Denn es ist mitnichten so, dass Journalisten als einziger Berufsgruppe auf der Welt pauschal nicht gedroht werden darf. Warum auch? Die Wunschvorstellung, dass die Pressefreiheit Journalisten einen Freiraum gewährt, in dem sie ohne jede äußere Beeinflussung tun und lassen können, was sie wollen, ist schlicht falsch. Sie findet in unserer Verfassung keine Grundlage. (Droh-)Anrufe in der Redaktion mögen lästig sein, sie mögen auch Eingriffe in die Pressefreiheit darstellen, aber es ist ein Missverständnis, dass sie damit auch gleich unzulässige Angriffe auf die Pressefreiheit sind.

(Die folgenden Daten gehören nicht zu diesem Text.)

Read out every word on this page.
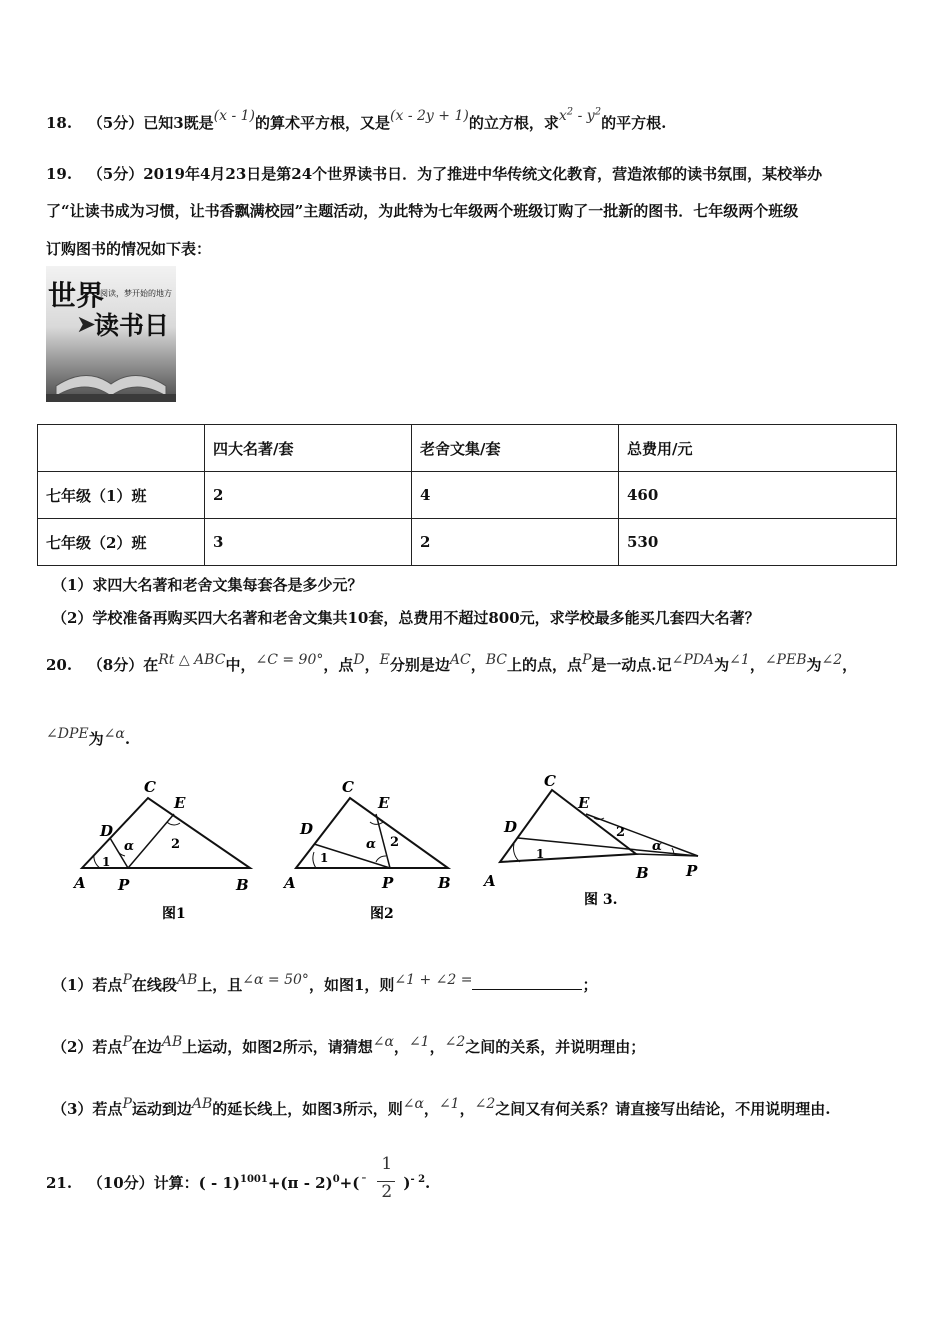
18. （5分）已知3既是(x - 1)的算术平方根，又是(x - 2y + 1)的立方根，求$x^2 - y^2$的平方根.
19. （5分）2019年4月23日是第24个世界读书日．为了推进中华传统文化教育，营造浓郁的读书氛围，某校举办
了“让读书成为习惯，让书香飘满校园”主题活动，为此特为七年级两个班级订购了一批新的图书．七年级两个班级
订购图书的情况如下表：
世界
阅读，梦开始的地方
➤
读书日
	四大名著/套	老舍文集/套	总费用/元
七年级（1）班	2	4	460
七年级（2）班	3	2	530
（1）求四大名著和老舍文集每套各是多少元？
（2）学校准备再购买四大名著和老舍文集共10套，总费用不超过800元，求学校最多能买几套四大名著？
20. （8分）在Rt △ ABC中，∠C = 90°，点D，E分别是边AC，BC上的点，点P是一动点.记∠PDA为∠1，∠PEB为∠2，
∠DPE为∠α.
C
E
D
α	2
1
A P	B
图1
C
E
D
α 2
1
A	P	B
图2
C
E
D	2
α
1
A	B P
图 3.
（1）若点P在线段AB上，且∠α = 50°，如图1，则∠1 + ∠2 =	；
（2）若点P在边AB上运动，如图2所示，请猜想∠α，∠1，∠2之间的关系，并说明理由；
（3）若点P运动到边AB的延长线上，如图3所示，则∠α，∠1，∠2之间又有何关系？请直接写出结论，不用说明理由.
21. （10分）计算：( - 1)$^{1001}$+(π - 2)$^0$+( -
1
2 )$^{- 2}$.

Ganz im Gegenteil gebietet es die journalistische Sorgfaltspflicht sogar, Bedenken von Bürgern, Unternehmen oder auch Politikern anzuhören, ernst zu nehmen und – wenn erforderlich – im Sinne des Anrufers zu berücksichtigen – und zwar selbst dann, wenn sie in Form einer Drohung vorgetragen werden. Tun Redaktionen das nicht, kann ihr Bericht möglicherweise schon aufgrund dieses Formfehlers gerichtlich verboten werden.

Beeinflussung ist legitim

Es ist also das gute Recht eines jeden Bürgers, Unternehmens oder Politikers, präventiv und reaktiv Einfluss auf journalistische Berichterstattung zu nehmen. Als Medienanwalt mache ich das für meine Mandanten jeden Tag. Es ist mein Job. Und auch Pressesprecher, die versuchen, Journalisten im Sinne ihrer Auftraggeber zu beeinflussen, machen einfach nur ihre Arbeit: Sie sprechen mit der Presse. Wenn sie das mit einem bestimmten Ziel tun, liegt das in der Natur der Sache.

Und wenn sie einmal etwas „nachdrücklicher“ werden, dann ist auch das das völlig in Ordnung. Der Redakteur muss dann entscheiden, wie er mit dieser „Druckbelastung“ umgeht, die nicht selten eher geheuchelt als tatsächlich empfunden wird. Die Beeinflussung von Journalisten darf nicht tabuisiert und zu einem „Medien-Skandal“ erklärt werden. Pressefreiheit und Meinungsvielfalt sind eher dann in Gefahr, wenn ein Pressesprecher sich nicht mehr traut, den eigenen Standpunkt klarzumachen. Wenn nötig auch mal mit Nachdruck.